Sources: Google in talks with Marvell on memory-processing unit to pair with TPUs — and a new TPU is coming

April 19, 2026
Detailed view of a motherboard with visible microchips and circuits.
Photo by Tima Miroshnichenko on Pexels

Deal and the chips

It has been reported that Google is in discussions with Marvell Technology to develop a memory processing unit (MPU) designed to work alongside the company’s Tensor Processing Units (TPUs). The talks allegedly center on hardware that would move memory closer to compute — a response to the growing bottleneck between vast model weights and the accelerators that run them. It has also been reported that Google is planning a new TPU iteration aimed specifically at running AI models, not just training them.

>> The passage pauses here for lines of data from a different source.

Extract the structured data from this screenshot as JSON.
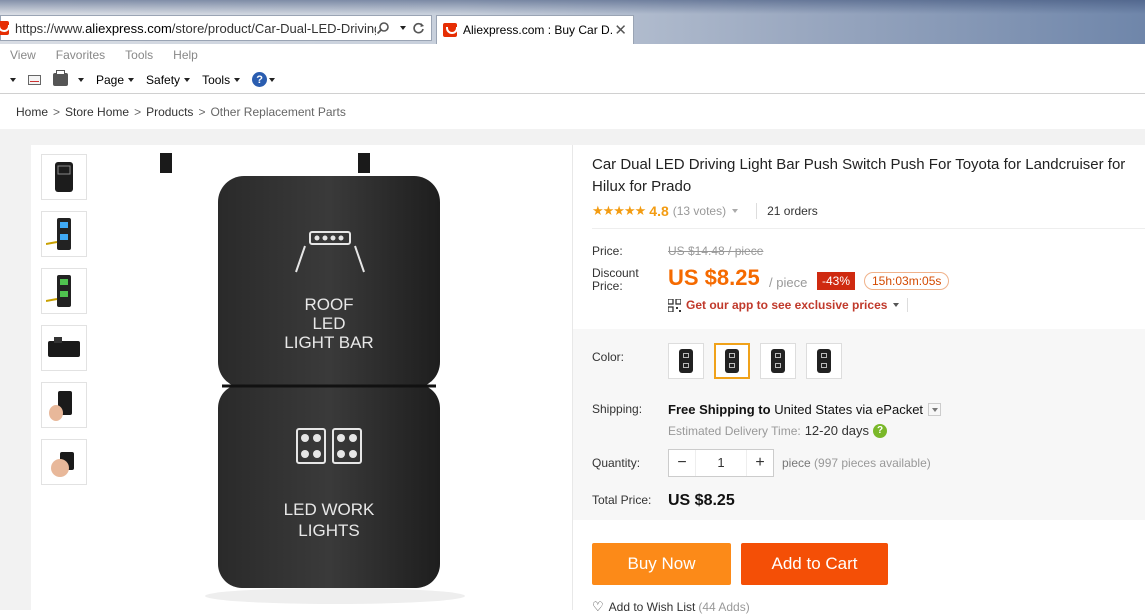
{
  "browser": {
    "url_prefix": "https://www.",
    "url_host": "aliexpress.com",
    "url_path": "/store/product/Car-Dual-LED-Driving-Li",
    "search_icon": "search-icon",
    "refresh_icon": "refresh-icon",
    "tab_title": "Aliexpress.com : Buy Car D...",
    "tab_close": "✕",
    "menu": [
      "View",
      "Favorites",
      "Tools",
      "Help"
    ],
    "toolbar": {
      "page": "Page",
      "safety": "Safety",
      "tools": "Tools",
      "help": "?"
    }
  },
  "breadcrumb": [
    "Home",
    "Store Home",
    "Products",
    "Other Replacement Parts"
  ],
  "breadcrumb_sep": ">",
  "product": {
    "title_line1": "Car Dual LED Driving Light Bar Push Switch Push For Toyota for Landcruiser for",
    "title_line2": "Hilux for Prado",
    "stars": "★★★★★",
    "rating": "4.8",
    "votes": "(13 votes)",
    "orders": "21 orders",
    "image_label_top": [
      "ROOF",
      "LED",
      "LIGHT BAR"
    ],
    "image_label_bottom": [
      "LED WORK",
      "LIGHTS"
    ]
  },
  "pricing": {
    "price_label": "Price:",
    "original_price": "US $14.48 / piece",
    "discount_label_1": "Discount",
    "discount_label_2": "Price:",
    "current_price": "US $8.25",
    "per_unit": "/ piece",
    "discount_pct": "-43%",
    "timer": "15h:03m:05s",
    "app_promo": "Get our app to see exclusive prices"
  },
  "options": {
    "color_label": "Color:",
    "selected_swatch_index": 1,
    "shipping_label": "Shipping:",
    "shipping_free": "Free Shipping to",
    "shipping_dest": "United States via ePacket",
    "est_label": "Estimated Delivery Time:",
    "est_days": "12-20 days",
    "quantity_label": "Quantity:",
    "quantity_minus": "−",
    "quantity_value": "1",
    "quantity_plus": "+",
    "quantity_piece": "piece",
    "quantity_avail": "(997 pieces available)",
    "total_label": "Total Price:",
    "total_value": "US $8.25"
  },
  "actions": {
    "buy_now": "Buy Now",
    "add_to_cart": "Add to Cart",
    "wish": "Add to Wish List",
    "wish_count": "(44 Adds)"
  },
  "colors": {
    "accent": "#f56a00",
    "buy": "#fc8a18",
    "cart": "#f44f06",
    "discount": "#cf2a10",
    "brand": "#e62e04"
  }
}
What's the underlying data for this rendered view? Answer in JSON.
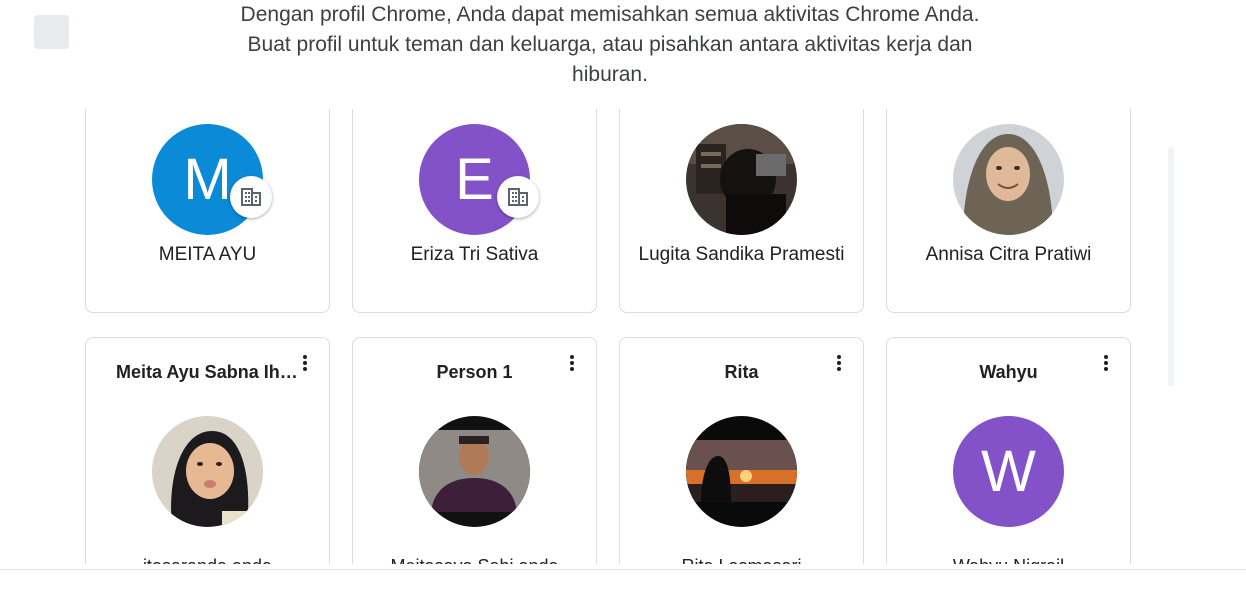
{
  "intro_text": "Dengan profil Chrome, Anda dapat memisahkan semua aktivitas Chrome Anda. Buat profil untuk teman dan keluarga, atau pisahkan antara aktivitas kerja dan hiburan.",
  "colors": {
    "avatar_blue": "#0b8ad8",
    "avatar_purple": "#8352c8",
    "card_border": "#dadce0"
  },
  "managed_profiles": [
    {
      "name": "MEITA AYU",
      "initial": "M",
      "badge_icon": "building-icon"
    },
    {
      "name": "Eriza Tri Sativa",
      "initial": "E",
      "badge_icon": "building-icon"
    },
    {
      "name": "Lugita Sandika Pramesti",
      "photo": "laptop-photo"
    },
    {
      "name": "Annisa Citra Pratiwi",
      "photo": "hijab-portrait-photo"
    }
  ],
  "profiles": [
    {
      "title": "Meita Ayu Sabna Ihsani",
      "cut_name": "itasaranda anda",
      "photo": "selfie-photo",
      "menu_icon": "more-vert-icon"
    },
    {
      "title": "Person 1",
      "cut_name": "Meitasaya Sabi anda",
      "photo": "man-portrait-photo",
      "menu_icon": "more-vert-icon"
    },
    {
      "title": "Rita",
      "cut_name": "Rita Lasmasari",
      "photo": "sunset-photo",
      "menu_icon": "more-vert-icon"
    },
    {
      "title": "Wahyu",
      "cut_name": "Wahyu Nigrail",
      "initial": "W",
      "menu_icon": "more-vert-icon"
    }
  ]
}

MPUs are meant to ease the pain of feeding huge models with data fast enough. Pair one with a TPU and, in theory, you get lower latency and better efficiency for inference workloads. Marvell, known for networking and custom silicon, would bring chip-building experience; Google would bring system-level design and AI software stacks. Neither company has confirmed details publicly, and it has been reported that discussions are ongoing.

Why it matters

Why should you care? Because this is where the cloud wars get tangible. Nvidia still dominates inference and training today, but hyperscalers from Amazon to Google are betting on bespoke silicon to cut costs and wrestle control back from third-party vendors. Is Google trying to chip away at Nvidia’s lead? Absolutely. And there’s emotion here — engineers racing to squeeze milliseconds out of inference, product teams promising faster, cheaper AI features. It’s the classic tech scramble: innovate or be left behind.

If the reports hold up, expect this move to accelerate the industry trend toward vertical integration — custom processors, tailored memory hierarchies, the whole shebang. It has been reported that talks are at a formative stage, and concrete timelines remain unclear. For now, the smartest part of the AI boom might be the hardware under the hood — not the flashy models everyone quotes in headlines.